Recent findings: The surveillance definition for CAUTI is imprecise and measures catheter-associated bacteriuria rather than true infection. Alternatives have been proposed, but CAUTI rates measured by this definition are currently required to be reported to the Centers for Medicare and Medicaid Services and high CAUTI rates can result in financial penalties. Although CAUTI may not directly result in significant patient harm, it has several indirect patient safety implications and CAUTI reduction has several benefits. Various bundles have been successful at reducing CAUTI both in individual institutions and on larger scales such as healthcare networks and entire states.

Summary: CAUTI reduction is possible in the ICU through a combination of reduced catheter usage, improved catheter care and stewardship of urine cultures.

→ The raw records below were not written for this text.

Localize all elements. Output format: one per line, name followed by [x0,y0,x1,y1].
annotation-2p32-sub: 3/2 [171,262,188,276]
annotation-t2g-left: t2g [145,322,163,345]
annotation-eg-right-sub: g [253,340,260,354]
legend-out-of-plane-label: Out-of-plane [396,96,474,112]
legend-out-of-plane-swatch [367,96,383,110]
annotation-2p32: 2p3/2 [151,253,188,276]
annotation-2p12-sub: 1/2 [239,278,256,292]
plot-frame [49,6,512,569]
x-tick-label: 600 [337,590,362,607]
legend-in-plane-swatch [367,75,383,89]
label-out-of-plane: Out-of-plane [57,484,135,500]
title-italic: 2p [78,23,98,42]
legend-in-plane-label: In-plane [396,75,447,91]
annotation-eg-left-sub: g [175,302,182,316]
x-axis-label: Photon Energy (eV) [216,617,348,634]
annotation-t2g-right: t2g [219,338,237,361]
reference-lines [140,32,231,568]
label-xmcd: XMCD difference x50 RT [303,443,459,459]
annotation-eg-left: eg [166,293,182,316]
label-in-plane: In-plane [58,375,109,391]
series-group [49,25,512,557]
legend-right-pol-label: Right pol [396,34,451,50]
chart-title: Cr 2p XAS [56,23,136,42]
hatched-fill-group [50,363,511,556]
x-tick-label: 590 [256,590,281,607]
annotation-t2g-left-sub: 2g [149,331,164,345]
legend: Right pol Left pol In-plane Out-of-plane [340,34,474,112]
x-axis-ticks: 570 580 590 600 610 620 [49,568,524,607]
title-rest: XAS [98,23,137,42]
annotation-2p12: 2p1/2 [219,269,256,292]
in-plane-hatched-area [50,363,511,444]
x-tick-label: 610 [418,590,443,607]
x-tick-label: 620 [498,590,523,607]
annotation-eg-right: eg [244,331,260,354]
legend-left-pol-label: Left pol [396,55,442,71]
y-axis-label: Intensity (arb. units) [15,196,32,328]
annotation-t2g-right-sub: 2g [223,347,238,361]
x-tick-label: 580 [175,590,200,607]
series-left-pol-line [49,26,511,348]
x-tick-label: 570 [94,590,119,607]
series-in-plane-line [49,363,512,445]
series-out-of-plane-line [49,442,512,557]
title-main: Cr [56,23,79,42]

Full reference: Sampathkumar, P. (2017) Reducing catheter-associated urinary tract infections in the ICU. Current Opinion in Critical Care: Published online: 28 July 2017

No-touch methods of terminal cleaning in the intensive care unit

Results from the first large randomized trial with patient-centred outcomes | Critical Care

Environmental contamination may play a major role in intensive care unit (ICU)-acquired infections, despite current terminal cleaning standards. Anderson et al. recently performed the first large randomized trial investigating a no-touch method of terminal cleaning with a patient-centred outcome, and provided more robust data on the role of environmental contamination for healthcare-associated infections. The authors evaluated three different enhanced terminal disinfection methods (ultraviolet, UV light, UV light plus bleach, and bleach) compared to the reference standard for prevention of transmission of multidrug resistant organisms (MDROs) and Clostridium difficile to patients exposed to a room whose prior occupant was either colonized or infected with a MDRO.

Full reference: Russotto, V. et al. (2017) No-touch methods of terminal cleaning in the intensive care unit: results from the first large randomized trial with patient-centred outcomes. Critical Care. 21:117.